U.S. companies have shed 240,000 jobs in the first three months of the year, according to the federal Bureau of Labor Statistics. Business-page headlines announce layoffs by the thousands at major American corporations: 2,000 at AOL, 5,000 at Morgan Stanley, 4,000 at Merrill Lynch.
Just the right spin
Despite the pervasiveness of the cuts, many people are uncomfortable talking about their layoff.
In general, middle-aged professionals seem more anxious and demoralized than younger ones; men tend to be more buttoned-up than women.
When Janette La Vigne, an insurance company executive from Clinton Township, N.J., was laid off, she immediately told fellow lacrosse moms. The women were empathetic, particularly those whose husbands had been through layoffs, said La Vigne.
"But the guys are speechless," she said. "They don't know how to handle it. Their body language says, 'Eww, I'm so glad I'm not you right now.' "
Breaking the news to parents who grew up under the shadow of the Great Depression is an art unto itself. Last summer, when Diane Gelman, a single mother, was laid off as a financial analyst at a Manhattan bank, she called her mother, masked her own shock and front-loaded the spin with optimism.
"I've been unhappy for so long at my job, Mom," she recalled saying. "And now they're offering me money to leave!" She has since found a position.
A dirty word
Those on the sidelines are also uncomfortable, fumbling for a protocol, an etiquette to support their struggling neighbors, while also respecting their dignity.

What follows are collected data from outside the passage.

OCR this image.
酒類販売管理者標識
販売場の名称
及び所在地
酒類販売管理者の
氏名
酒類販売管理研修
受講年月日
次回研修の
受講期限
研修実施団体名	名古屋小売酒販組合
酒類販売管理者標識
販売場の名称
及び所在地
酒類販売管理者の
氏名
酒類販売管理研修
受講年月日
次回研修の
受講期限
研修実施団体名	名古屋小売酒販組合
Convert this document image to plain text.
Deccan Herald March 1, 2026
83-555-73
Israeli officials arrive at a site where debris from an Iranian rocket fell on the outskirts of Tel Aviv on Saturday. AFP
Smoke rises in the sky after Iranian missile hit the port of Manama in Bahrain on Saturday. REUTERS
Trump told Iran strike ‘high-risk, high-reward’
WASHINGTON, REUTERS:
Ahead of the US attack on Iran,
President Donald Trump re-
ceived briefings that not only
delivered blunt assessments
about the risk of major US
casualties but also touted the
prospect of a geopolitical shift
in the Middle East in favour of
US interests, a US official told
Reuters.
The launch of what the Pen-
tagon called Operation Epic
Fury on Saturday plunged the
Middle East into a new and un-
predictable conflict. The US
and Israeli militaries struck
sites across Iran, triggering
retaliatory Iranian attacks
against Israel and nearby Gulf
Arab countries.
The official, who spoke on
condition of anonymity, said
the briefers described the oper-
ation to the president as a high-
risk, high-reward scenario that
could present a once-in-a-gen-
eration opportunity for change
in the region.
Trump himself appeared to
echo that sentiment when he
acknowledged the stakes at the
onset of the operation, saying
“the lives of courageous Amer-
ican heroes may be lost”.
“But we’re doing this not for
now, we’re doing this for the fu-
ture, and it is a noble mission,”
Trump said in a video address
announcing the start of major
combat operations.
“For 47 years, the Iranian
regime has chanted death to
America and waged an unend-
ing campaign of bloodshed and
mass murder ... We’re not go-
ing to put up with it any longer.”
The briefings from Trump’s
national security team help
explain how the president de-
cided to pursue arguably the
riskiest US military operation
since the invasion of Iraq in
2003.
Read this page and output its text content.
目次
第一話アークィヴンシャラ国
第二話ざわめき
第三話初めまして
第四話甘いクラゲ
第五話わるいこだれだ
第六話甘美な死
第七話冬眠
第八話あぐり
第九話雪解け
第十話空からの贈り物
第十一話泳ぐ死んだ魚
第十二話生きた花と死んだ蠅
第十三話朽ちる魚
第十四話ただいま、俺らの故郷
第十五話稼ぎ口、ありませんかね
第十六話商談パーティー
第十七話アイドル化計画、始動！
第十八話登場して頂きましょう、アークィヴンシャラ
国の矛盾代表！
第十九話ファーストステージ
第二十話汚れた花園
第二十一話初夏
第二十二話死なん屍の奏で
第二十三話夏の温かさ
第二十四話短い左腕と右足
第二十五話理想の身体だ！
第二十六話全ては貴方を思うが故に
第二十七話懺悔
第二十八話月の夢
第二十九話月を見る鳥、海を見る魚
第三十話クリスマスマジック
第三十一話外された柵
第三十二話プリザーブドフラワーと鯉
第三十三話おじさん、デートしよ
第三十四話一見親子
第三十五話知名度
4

Deborah Tannen, a linguistics professor at Georgetown, explained the inarticulateness of the well-intentioned. "People feel caught between two conflicting concerns," said Tannen. "You're caught between the need to show you care and the fear of offending because you're reminding them of something painful."
Although layoffs are dismayingly common, the term has a lingering stigma. The slang for being laid off is inherently dehumanizing, said Anne Baber, co-author of "How to Fireproof Your Career," which is based on interviews with hundreds of laid-off employees.
Among the coarser expressions: Canned. Getting rid of dead wood. Pruning. Fumigating. Cleaning house. Made redundant. Axed. Sacked. Bagged.